La Cérémonie des adieux

Le 15 avril 1980, Jean-Paul Sartre son compagnon d’un demi-siècle s’éteignit des suites d’un œdème pulmonaire. Les observateurs évaluèrent à 100 000 le nombre de personnes qui suivirent son cortège funéraire dans les rues de Paris, le jour de son enterrement. Seul Victor Hugo, un siècle plus tôt, avait reçu un hommage comparable du peuple parisien. L’année suivante, elle publia La Cérémonie des adieux dans lequel elle décrivit les dix dernières années de la vie de Sartre.
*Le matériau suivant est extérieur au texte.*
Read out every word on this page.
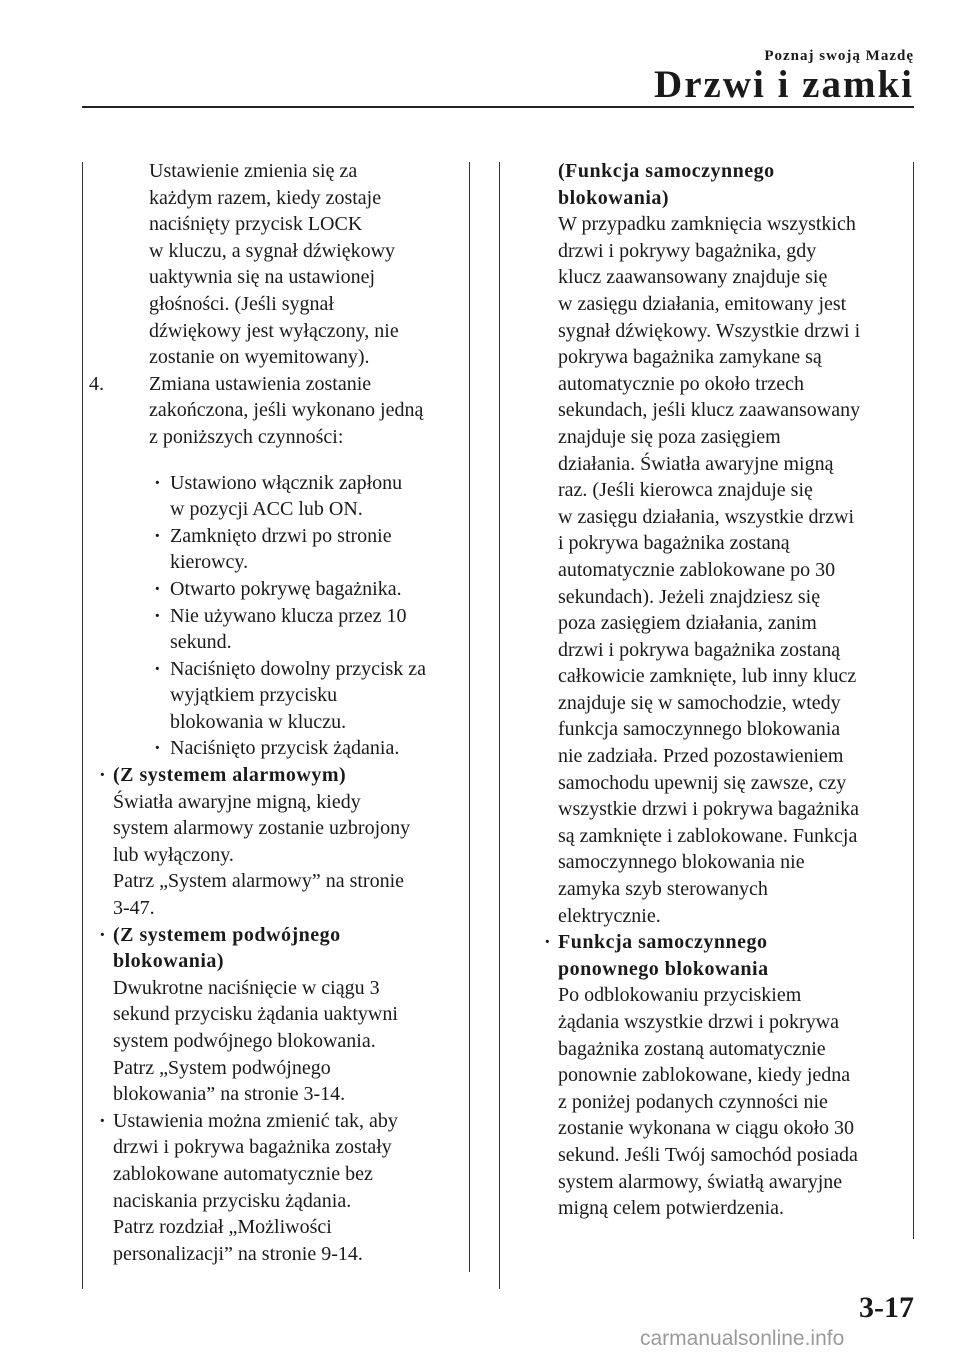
Poznaj swoją Mazdę
Drzwi i zamki
Ustawienie zmienia się za
każdym razem, kiedy zostaje
naciśnięty przycisk LOCK
w kluczu, a sygnał dźwiękowy
uaktywnia się na ustawionej
głośności. (Jeśli sygnał
dźwiękowy jest wyłączony, nie
zostanie on wyemitowany).
4. Zmiana ustawienia zostanie
zakończona, jeśli wykonano jedną
z poniższych czynności:
· Ustawiono włącznik zapłonu
w pozycji ACC lub ON.
· Zamknięto drzwi po stronie
kierowcy.
· Otwarto pokrywę bagażnika.
· Nie używano klucza przez 10
sekund.
· Naciśnięto dowolny przycisk za
wyjątkiem przycisku
blokowania w kluczu.
· Naciśnięto przycisk żądania.
· (Z systemem alarmowym)
Światła awaryjne migną, kiedy
system alarmowy zostanie uzbrojony
lub wyłączony.
Patrz „System alarmowy” na stronie
3-47.
· (Z systemem podwójnego
blokowania)
Dwukrotne naciśnięcie w ciągu 3
sekund przycisku żądania uaktywni
system podwójnego blokowania.
Patrz „System podwójnego
blokowania” na stronie 3-14.
· Ustawienia można zmienić tak, aby
drzwi i pokrywa bagażnika zostały
zablokowane automatycznie bez
naciskania przycisku żądania.
Patrz rozdział „Możliwości
personalizacji” na stronie 9-14.
(Funkcja samoczynnego
blokowania)
W przypadku zamknięcia wszystkich
drzwi i pokrywy bagażnika, gdy
klucz zaawansowany znajduje się
w zasięgu działania, emitowany jest
sygnał dźwiękowy. Wszystkie drzwi i
pokrywa bagażnika zamykane są
automatycznie po około trzech
sekundach, jeśli klucz zaawansowany
znajduje się poza zasięgiem
działania. Światła awaryjne migną
raz. (Jeśli kierowca znajduje się
w zasięgu działania, wszystkie drzwi
i pokrywa bagażnika zostaną
automatycznie zablokowane po 30
sekundach). Jeżeli znajdziesz się
poza zasięgiem działania, zanim
drzwi i pokrywa bagażnika zostaną
całkowicie zamknięte, lub inny klucz
znajduje się w samochodzie, wtedy
funkcja samoczynnego blokowania
nie zadziała. Przed pozostawieniem
samochodu upewnij się zawsze, czy
wszystkie drzwi i pokrywa bagażnika
są zamknięte i zablokowane. Funkcja
samoczynnego blokowania nie
zamyka szyb sterowanych
elektrycznie.
· Funkcja samoczynnego
ponownego blokowania
Po odblokowaniu przyciskiem
żądania wszystkie drzwi i pokrywa
bagażnika zostaną automatycznie
ponownie zablokowane, kiedy jedna
z poniżej podanych czynności nie
zostanie wykonana w ciągu około 30
sekund. Jeśli Twój samochód posiada
system alarmowy, światłą awaryjne
migną celem potwierdzenia.
3-17
carmanualsonline.info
Les détails crus sur l’intimité, la maladie et l’altération des facultés intellectuelle du philosophe de l’existentialisme choquèrent ses disciples. Elle s’insurgea également sur l’influence qu’exerça son secrétaire Pierre Victor/Benny Levy « passé de Mao à Moïse ». A son contact, un Sartre diminué aurait pris ses distances avec l’athéisme. Une évolution qu’elle récusait. Elle conclut : « Sa mort nous sépare. Ma mort ne nous réunira pas. C'est ainsi ; il est déjà beau que nos vies aient pu si longtemps s'accorder. »

 Elle vécut les dernières années de sa vie dans l’appartement qu’elle occupait depuis 1955 rue Victor-Schœlcher, entouré de sa fille adoptive Sylvie le Bon et de Claude Lanzmann. Elle a été enterrée au cimetière du Montparnasse aux côtés de Jean-Paul Sartre.

J.-P.G.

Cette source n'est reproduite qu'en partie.